Un des points fondamentaux de la théorie des communs forgée par Elinor Ostrom est de reconsidérer le régime de la propriété. Entre le droit exclusif relevant de la propriété privée et l’ouverture à tous d’un bien public, elle montre qu’il existe un « faisceau de droits » (bundle of rights) – le droit d’accès, le droit de prélèvement, le droit de gestion, le droit d’exclure et le droit d’aliéner (céder un des droits précédents) – répartis différemment entre les associés au partage d’une ressource, selon qu’ils sont propriétaires avec ou sans droit d’aliénation, détenteurs de droits d’usage et de gestion ou usagers autorisés.

Selon Elinor Ostrom, des organisations sociales parviennent ainsi à gérer, en les partageant tout en les protégeant, des ressources communes. Les règles de gestion peuvent être informelles, mais l’implication des individus concernés est toujours forte. De ses recherches empiriques sur les modes de gestion des communs, Elinor Ostrom a défini huit principes fondamentaux, résumés ainsi par l’enseignant-chercheur Hervé Le Crosnier :

- des groupes aux frontières définies ;
- des règles régissant l’usage des biens collectifs qui répondent aux spécificités et besoins locaux ;
- la capacité des individus concernés à les modifier ;
- le respect de ces règles par les autorités extérieures ;
- le contrôle du respect des règles par la communauté qui dispose d’un système de sanctions graduées ;
- l’accès à des mécanismes de résolution des conflits peu coûteux ;
- la résolution des conflits et activités de gouvernance organisées en strates différentes et imbriquées.

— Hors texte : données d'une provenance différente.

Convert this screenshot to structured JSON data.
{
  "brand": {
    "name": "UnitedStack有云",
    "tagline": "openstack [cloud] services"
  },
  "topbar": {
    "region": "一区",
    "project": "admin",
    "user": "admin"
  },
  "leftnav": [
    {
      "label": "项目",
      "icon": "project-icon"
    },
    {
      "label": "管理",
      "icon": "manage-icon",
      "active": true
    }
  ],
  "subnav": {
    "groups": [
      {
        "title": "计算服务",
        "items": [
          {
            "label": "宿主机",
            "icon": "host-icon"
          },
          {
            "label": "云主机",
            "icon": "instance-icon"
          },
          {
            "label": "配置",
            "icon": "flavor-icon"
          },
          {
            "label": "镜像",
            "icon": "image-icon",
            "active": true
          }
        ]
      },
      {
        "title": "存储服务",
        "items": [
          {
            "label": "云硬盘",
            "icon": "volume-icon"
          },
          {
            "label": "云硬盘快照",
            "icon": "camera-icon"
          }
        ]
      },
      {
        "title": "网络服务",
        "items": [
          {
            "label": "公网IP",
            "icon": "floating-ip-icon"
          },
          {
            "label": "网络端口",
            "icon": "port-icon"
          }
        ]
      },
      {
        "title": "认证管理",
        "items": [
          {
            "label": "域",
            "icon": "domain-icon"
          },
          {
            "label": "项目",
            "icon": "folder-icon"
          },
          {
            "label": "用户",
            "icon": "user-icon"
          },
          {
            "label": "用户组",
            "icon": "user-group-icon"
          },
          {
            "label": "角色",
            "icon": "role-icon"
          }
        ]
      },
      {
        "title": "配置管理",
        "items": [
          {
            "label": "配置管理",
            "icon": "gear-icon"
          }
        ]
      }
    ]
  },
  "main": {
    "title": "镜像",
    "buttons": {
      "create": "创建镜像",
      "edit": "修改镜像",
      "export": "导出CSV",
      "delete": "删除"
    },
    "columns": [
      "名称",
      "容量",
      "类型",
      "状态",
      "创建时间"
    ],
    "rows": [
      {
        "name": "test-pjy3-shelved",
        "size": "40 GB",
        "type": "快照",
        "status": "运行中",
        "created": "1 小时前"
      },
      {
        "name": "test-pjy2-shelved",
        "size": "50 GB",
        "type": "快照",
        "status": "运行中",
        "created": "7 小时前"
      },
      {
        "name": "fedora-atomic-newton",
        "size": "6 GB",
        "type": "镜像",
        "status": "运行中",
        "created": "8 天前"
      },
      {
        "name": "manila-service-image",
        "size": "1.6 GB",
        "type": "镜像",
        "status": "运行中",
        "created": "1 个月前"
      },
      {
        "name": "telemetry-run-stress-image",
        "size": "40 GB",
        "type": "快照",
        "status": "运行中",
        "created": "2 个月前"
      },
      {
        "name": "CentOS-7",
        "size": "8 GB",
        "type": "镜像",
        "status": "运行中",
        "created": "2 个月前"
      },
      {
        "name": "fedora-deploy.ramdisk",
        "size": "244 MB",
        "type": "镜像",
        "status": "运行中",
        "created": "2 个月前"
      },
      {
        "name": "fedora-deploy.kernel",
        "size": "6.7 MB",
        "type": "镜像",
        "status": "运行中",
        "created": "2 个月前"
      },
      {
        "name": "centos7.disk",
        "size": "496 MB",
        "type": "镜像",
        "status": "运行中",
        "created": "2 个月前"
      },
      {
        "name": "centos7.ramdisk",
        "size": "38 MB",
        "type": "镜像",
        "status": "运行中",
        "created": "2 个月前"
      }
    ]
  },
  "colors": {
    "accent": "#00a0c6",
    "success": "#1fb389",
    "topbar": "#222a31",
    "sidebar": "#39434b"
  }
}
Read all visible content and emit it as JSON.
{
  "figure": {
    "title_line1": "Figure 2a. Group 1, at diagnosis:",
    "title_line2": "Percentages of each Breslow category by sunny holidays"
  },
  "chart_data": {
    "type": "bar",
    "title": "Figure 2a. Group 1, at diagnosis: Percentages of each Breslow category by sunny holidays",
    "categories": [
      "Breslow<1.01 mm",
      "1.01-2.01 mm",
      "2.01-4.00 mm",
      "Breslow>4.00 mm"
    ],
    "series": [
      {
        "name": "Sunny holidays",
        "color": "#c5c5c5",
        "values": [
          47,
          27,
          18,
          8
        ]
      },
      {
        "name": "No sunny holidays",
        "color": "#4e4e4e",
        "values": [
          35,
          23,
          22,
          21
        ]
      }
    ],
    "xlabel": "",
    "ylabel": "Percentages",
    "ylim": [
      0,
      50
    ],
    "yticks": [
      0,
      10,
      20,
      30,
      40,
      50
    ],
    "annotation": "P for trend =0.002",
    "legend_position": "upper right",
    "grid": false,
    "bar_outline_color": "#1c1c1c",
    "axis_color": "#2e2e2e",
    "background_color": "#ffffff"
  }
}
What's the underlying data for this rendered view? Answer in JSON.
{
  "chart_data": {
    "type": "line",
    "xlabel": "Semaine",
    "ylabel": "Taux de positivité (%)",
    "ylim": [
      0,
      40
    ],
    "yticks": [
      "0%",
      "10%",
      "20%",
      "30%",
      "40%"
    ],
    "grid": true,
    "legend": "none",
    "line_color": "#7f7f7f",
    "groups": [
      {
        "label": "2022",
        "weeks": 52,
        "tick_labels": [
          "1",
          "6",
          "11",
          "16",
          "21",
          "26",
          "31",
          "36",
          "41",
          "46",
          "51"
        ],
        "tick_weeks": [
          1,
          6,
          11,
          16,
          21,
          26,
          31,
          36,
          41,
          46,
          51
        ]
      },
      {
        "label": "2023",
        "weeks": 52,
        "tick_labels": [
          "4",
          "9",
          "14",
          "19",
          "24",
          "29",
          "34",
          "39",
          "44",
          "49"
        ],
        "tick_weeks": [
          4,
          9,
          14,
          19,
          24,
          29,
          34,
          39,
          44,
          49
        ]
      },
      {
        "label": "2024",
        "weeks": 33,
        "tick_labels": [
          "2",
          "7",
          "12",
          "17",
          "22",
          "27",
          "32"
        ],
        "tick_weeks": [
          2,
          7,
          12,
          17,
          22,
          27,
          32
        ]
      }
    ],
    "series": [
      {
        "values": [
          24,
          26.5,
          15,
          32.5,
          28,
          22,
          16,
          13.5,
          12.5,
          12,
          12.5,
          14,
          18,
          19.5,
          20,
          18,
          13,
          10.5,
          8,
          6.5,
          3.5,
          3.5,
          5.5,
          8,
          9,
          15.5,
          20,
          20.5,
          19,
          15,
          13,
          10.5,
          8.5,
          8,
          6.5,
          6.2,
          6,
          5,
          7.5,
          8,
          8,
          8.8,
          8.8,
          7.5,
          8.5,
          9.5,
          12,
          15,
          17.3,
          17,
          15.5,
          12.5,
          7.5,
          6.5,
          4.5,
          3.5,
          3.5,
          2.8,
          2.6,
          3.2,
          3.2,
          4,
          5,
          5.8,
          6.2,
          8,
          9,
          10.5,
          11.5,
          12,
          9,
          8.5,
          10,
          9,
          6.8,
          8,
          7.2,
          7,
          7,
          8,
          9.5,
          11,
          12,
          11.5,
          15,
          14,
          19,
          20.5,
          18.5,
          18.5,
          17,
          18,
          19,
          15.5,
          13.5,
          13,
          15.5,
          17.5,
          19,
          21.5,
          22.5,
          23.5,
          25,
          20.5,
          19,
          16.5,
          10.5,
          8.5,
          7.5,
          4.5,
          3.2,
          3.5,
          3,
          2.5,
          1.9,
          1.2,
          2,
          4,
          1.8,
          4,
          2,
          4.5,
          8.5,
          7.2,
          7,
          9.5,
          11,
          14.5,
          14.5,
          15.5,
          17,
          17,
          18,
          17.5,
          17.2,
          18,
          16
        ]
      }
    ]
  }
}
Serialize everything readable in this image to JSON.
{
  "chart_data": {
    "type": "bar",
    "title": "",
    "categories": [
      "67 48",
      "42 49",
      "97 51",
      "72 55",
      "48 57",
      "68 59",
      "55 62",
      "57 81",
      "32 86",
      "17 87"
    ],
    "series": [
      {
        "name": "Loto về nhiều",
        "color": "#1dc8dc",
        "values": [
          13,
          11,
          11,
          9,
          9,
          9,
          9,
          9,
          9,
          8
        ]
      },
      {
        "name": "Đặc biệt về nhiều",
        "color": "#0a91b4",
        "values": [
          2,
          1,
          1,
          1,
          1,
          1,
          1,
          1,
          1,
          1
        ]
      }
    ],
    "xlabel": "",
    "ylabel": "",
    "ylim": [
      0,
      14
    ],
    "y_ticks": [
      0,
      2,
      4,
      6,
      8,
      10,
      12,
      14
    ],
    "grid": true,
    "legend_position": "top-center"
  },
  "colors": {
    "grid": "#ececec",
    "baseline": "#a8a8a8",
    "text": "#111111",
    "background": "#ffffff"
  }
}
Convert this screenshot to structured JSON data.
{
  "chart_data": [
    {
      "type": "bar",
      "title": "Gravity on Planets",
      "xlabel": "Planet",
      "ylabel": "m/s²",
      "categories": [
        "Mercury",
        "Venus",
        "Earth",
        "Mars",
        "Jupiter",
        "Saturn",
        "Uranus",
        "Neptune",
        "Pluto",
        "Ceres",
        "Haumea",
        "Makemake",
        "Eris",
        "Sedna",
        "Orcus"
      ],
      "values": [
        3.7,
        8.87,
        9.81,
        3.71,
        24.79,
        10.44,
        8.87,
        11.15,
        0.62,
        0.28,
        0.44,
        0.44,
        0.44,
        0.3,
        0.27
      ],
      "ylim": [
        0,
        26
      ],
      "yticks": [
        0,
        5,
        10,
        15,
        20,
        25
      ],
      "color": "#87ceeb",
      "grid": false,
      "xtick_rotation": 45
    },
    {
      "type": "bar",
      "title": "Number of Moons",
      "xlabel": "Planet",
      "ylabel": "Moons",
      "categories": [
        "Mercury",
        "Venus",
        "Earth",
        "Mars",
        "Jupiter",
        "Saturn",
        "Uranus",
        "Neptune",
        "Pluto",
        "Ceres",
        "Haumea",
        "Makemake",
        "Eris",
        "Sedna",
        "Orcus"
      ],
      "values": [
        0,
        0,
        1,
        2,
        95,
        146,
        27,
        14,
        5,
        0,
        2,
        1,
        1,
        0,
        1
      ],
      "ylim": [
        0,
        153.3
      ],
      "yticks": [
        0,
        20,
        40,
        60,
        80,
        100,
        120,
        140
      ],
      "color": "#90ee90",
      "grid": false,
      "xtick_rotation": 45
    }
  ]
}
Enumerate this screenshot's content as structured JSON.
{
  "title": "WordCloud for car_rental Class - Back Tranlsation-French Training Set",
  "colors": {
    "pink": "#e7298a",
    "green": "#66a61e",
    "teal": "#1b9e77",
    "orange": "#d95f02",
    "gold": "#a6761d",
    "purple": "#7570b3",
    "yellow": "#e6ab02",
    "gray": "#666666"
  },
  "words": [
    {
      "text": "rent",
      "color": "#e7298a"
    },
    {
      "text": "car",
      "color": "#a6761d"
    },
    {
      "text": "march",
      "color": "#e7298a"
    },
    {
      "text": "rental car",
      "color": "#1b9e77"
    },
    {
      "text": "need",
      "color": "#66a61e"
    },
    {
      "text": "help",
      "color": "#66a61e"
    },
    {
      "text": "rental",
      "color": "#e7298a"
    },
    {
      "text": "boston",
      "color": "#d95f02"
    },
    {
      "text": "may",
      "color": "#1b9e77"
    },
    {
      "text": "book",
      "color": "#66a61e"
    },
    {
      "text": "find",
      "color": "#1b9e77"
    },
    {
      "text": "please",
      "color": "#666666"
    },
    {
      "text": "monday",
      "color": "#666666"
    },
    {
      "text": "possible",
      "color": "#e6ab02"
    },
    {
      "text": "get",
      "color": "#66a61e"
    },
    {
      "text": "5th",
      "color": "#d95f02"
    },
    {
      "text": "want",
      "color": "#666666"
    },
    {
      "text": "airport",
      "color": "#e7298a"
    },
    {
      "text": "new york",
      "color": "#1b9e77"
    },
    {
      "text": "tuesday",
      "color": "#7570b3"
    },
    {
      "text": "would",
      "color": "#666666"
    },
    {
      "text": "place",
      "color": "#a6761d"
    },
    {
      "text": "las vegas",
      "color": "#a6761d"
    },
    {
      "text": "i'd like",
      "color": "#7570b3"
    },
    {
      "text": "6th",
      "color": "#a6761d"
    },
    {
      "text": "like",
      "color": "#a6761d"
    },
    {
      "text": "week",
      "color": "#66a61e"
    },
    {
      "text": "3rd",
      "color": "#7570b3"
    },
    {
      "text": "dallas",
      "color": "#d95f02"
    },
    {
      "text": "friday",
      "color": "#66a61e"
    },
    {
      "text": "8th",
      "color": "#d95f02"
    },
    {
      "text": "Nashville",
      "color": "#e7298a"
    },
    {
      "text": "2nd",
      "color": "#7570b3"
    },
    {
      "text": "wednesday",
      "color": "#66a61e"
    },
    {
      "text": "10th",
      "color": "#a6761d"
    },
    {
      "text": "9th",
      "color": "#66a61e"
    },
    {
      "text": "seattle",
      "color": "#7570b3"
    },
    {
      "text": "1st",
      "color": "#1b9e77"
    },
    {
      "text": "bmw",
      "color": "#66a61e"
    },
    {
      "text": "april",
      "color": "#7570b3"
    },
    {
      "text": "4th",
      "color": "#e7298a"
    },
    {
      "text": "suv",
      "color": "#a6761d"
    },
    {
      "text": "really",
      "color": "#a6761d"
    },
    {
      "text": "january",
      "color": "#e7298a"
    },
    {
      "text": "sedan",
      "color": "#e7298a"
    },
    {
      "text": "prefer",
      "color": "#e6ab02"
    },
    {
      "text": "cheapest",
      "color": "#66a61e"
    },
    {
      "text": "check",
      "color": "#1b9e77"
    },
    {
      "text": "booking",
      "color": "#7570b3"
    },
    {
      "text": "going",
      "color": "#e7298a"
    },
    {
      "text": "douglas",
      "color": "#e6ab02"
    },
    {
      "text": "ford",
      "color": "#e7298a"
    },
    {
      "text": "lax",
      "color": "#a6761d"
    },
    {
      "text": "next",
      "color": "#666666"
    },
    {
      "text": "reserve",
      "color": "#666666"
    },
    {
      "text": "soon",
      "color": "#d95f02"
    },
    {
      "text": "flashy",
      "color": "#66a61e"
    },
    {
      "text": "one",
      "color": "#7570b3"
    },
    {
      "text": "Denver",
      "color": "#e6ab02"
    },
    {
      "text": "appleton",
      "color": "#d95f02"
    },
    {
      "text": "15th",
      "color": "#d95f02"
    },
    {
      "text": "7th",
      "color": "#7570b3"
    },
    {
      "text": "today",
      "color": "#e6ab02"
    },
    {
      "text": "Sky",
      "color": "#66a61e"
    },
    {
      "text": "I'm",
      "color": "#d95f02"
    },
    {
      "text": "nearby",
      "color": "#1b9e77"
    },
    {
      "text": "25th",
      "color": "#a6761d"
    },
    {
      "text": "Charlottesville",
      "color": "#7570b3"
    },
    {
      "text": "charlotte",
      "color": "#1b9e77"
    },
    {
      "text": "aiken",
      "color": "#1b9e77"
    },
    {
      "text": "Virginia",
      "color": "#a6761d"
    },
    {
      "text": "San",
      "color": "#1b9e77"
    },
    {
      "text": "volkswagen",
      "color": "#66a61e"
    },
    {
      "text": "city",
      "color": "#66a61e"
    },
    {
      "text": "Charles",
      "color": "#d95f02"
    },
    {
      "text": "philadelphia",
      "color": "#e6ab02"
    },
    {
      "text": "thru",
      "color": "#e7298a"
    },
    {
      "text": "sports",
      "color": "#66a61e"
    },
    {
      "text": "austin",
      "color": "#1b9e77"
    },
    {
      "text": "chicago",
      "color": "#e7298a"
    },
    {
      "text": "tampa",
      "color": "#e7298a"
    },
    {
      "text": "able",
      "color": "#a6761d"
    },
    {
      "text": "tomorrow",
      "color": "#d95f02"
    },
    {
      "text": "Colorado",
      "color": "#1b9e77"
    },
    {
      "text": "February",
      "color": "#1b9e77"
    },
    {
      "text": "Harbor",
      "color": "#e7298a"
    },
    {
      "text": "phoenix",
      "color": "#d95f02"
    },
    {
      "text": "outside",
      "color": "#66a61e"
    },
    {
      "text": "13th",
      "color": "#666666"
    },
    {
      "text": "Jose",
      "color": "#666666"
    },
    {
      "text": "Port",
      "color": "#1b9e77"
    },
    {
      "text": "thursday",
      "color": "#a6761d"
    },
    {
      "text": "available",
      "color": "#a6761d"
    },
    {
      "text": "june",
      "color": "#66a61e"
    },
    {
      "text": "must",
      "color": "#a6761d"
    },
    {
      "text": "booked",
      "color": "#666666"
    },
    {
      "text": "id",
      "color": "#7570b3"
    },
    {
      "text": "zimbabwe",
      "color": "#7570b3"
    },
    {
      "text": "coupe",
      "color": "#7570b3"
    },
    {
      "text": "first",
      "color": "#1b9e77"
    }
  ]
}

Chaque commun possède des caractéristiques propres. En revanche, les communs en général se définissent principalement par les relations qui s’établissent entre les individus ou communautés pour la gestion des ressources, et non simplement par les ressources elles-mêmes. « Ce qui est alors ouvert au partage n’est pas seulement une ressource, explique Hervé Le Crosnier, mais bien un agencement social particulier ; en conséquence, la préservation de la ressource passe par la prise de conscience des interactions sociales qui permettent le partage. »

Si les travaux sur les communs ont porté initialement sur des biens fonciers et locaux, le champ d’études de l’Ecole de Bloomington, créée par Elinor Ostrom, s’est logiquement élargi aux ressources naturelles vulnérables, à l’échelle de la planète, que sont le climat, la biodiversité, les forêts ou les océans, baptisés communs globaux.